Summary of strength of evidence
| Strength of evidence | Conclusions/comments | Baseline | Upgrade (levels) | Downgrade (levels) | |
|---|---|---|---|---|---|
| Patient-reported outcomes | |||||
| ODI | Very low | • Results of all patient-reported outcomes were similar between the CWO and OWO groups across two retrospective cohort studies with follow-up ranging from 2 to 5 y | Low | Inconsistency of results (1) | |
| Radiographic outcomes | |||||
| SVA | Low | • No statistically significant differences were reported in any radiographic outcome between the two treatment groups across four retrospective cohorts with mean follow-up periods ranging from 2.6 to 5 y (follow-up not reported by one study) | Low | ||
| Safety | |||||
| Blood loss | Low | • Blood loss was greater in the closing wedge compared with the opening wedge group across three retrospective cohorts | Low | ||
| Dural tear | Low | • No statistically significant differences between groups were reported in the risk of dural tear across four retrospective cohorts | Low | ||
| Paralytic ileus | Low | • The risk of paralytic ileus was less in the closing wedge vs. the opening wedge group across two retrospective cohorts: 5.9 vs. 16.7% and 0 vs. 10.5% | Low | ||
| Reoperation | Very low | • The risk of reoperation in the closing wedge vs. the opening wedge group varied across two retrospective cohorts: (0–20.0%) | Low | Imprecision of effect estimates (1) | |
| Neurological injury | Low | • The risks of transient radiculopathy, nerve root injury, and L2/L3 nerve palsy were similar in the closing wedge when compared with the opening wedge group across three retrospective cohorts (range, 5–10%) | Low | ||
Abbreviations: CWO, closing wedge osteotomy; OWO, open wedge osteotomy; ODI, Oswestry Disability Index; SRS, Scoliosis Research Society; SVA, sagittal vertical axis; VAS, visual analog scale.
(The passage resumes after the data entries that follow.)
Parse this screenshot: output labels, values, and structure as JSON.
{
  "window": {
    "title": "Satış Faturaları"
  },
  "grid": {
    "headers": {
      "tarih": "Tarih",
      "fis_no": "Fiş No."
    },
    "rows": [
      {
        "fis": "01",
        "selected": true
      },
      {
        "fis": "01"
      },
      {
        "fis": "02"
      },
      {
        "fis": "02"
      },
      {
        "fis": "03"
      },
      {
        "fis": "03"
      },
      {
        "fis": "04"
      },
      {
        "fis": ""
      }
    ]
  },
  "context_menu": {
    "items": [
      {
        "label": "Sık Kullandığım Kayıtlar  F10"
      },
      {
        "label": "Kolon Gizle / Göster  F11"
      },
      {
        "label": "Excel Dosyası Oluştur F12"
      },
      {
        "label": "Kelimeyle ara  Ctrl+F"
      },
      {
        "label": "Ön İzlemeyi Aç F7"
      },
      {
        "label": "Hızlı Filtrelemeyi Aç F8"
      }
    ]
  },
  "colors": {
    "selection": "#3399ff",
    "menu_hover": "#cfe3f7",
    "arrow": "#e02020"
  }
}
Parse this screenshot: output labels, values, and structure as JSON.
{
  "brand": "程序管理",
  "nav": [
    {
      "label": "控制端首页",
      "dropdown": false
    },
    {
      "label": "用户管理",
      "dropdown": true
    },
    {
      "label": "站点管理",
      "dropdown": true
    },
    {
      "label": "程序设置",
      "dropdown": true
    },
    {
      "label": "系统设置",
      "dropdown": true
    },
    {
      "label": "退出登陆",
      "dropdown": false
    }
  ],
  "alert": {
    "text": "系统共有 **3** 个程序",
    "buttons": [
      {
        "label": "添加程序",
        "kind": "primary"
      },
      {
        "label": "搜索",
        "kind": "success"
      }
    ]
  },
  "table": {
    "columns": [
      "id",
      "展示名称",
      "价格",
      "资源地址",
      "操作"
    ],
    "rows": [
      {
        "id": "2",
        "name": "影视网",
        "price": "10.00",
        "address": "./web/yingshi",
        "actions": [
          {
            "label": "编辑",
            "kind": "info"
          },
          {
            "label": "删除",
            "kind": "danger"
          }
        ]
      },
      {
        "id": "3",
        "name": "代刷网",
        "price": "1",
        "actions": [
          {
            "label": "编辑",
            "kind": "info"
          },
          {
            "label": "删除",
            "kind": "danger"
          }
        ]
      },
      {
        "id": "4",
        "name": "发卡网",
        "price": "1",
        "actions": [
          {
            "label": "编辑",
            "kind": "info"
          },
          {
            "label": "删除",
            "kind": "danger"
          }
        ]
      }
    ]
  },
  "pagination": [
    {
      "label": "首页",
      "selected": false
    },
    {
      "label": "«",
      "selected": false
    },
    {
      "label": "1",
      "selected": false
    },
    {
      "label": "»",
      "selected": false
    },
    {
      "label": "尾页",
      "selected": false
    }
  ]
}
Baseline quality: High = majority of articles Level I/II. Low = majority of articles Level III/IV.
Upgrade: Large magnitude of effect (1 or 2 levels); dose response gradient (1 level).
Downgrade: Inconsistency of results (1 or 2 levels); indirectness of evidence (1 or 2 levels); imprecision of effect estimates (1 or 2 levels).
Fig. 4A 45-year-old woman with a fixed coronal and sagittal spinal imbalance suffers from chronic back and leg pain. Patient needs to retrovert the pelvis and bend knees to have a horizontal gaze and compensate for loss of sagittal balance. Patient is known to have ankylosing spondylitis.
Fig. 5Asymmetrical spinal osteotomy consisting of pedicle subtraction and opening wedge osteotomy performed at L3, correcting both coronal and sagittal plan deformity.
Fig. 6Anatomical realignment achieved, sagittal and coronal balance restored.
Fig. 7Anatomical realignment achieved, sagittal and coronal balance restored.